Stewart was arrested by agents of the Drug Enforcement Administration in Bangor, Maine on March 15, 2018, in possession of a cellular phone that was being intercepted pursuant to a federal wiretap order. Simultaneous to his arrest, agents executed a search warrant at Stewart’s residence in Danbury, Connecticut, seizing numerous cellular phones Stewart had utilized during the three-year conspiracy to organize the drug trafficking organization.
At sentencing, Judge Reiss found that defendant Stewart acted as an organizer and leader of the conspiracy that involved 5 or more individuals, and found that Stewart committed the drug trafficking offense as part of a pattern of criminal conduct engaged in as a livelihood. Financial records and cash seizures revealed Stewart grossed at least $219,000 from his drug distribution activities over the three-year conspiracy.

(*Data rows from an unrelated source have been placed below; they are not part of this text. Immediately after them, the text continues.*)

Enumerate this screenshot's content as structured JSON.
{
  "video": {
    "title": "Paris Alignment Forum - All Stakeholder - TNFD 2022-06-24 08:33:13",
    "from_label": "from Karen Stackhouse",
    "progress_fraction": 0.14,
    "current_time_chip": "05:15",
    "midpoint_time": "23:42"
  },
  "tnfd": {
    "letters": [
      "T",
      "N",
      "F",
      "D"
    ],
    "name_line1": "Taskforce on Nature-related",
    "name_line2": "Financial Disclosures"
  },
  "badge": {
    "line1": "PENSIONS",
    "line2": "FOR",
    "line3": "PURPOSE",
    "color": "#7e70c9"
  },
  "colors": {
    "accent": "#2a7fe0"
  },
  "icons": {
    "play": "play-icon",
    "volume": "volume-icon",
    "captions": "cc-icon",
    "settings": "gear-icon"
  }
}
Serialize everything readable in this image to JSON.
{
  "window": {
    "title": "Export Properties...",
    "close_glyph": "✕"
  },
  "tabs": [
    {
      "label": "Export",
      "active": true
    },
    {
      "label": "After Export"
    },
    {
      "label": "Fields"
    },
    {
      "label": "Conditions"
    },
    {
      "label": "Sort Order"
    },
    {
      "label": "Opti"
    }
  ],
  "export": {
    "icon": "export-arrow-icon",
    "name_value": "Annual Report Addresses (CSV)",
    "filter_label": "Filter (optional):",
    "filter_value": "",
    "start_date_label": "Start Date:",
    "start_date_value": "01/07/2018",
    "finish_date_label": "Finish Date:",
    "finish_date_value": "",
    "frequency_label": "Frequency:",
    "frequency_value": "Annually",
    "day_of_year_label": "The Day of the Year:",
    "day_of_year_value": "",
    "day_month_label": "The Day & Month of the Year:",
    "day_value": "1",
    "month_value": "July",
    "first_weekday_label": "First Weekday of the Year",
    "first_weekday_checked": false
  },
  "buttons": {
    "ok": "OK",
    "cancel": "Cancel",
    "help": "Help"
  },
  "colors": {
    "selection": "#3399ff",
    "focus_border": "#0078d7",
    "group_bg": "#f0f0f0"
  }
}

United States Attorney Christina E. Nolan commended the investigative efforts of the Drug Enforcement Administration and the Burlington Police Department, and thanked the Vermont State Police, the Winooski Police Department, the South Burlington Police Department, the New Hampshire State Police, and the Maine Drug Enforcement Agency for their assistance. Nolan added: “As this case demonstrates, we will continue to work together at all levels of law enforcement to bring serious consequences to those who profit on the backs of struggling Vermont addicts and their families and communities. Those who line their pockets in the business of addiction are responsible for death and great suffering in Vermont. We will continue to advocate serious jail sentences for those who engage in this grave offense, and we will collaborate with our law enforcement partners to hold them accountable.”
“DEA is committed to investigating and dismantling Poly Drug Trafficking Organizations like this one headed by Mr. Stewart, who are coming from out of state and responsible for distributing lethal drugs like fentanyl and heroin to the citizens of Vermont,” said DEA Special Agent in Charge Brian D. Boyle. “Illegal drug distribution ravages the very foundations of our families and communities so every time we take these poisons off the streets, lives are saved. This investigation demonstrates the strength of collaborative local, state and federal law enforcement efforts and our strong partnership with the U.S. Attorney’s Office.”
Burlington Police Chief Jennifer Morrison stated, “Taking high level distributors off the street is paramount to safe communities. Those who profit at the expense of addicted Vermonters must be held accountable. Complex cases like this can only be solved by teamwork and cross-jurisdictional communication. This case represents a strong effort by many law enforcement partners.”
The United States was represented in this matter by Assistant U.S. Attorneys Jonathan A. Ophardt and Spencer Willig. Stewart was represented by Kevin Henry, Esq.
This prosecution is part of an extensive investigation by the Organized Crime Drug Enforcement Task Forces (OCDETF) Program. OCDETF is a joint federal, state, and local cooperative approach to combat drug trafficking and is the nation’s primary tool for disrupting and dismantling major drug trafficking organizations, targeting national and regional level drug trafficking organizations, and coordinating the necessary law enforcement entities and resources to disrupt or dismantle the targeted criminal organization and seize their assets.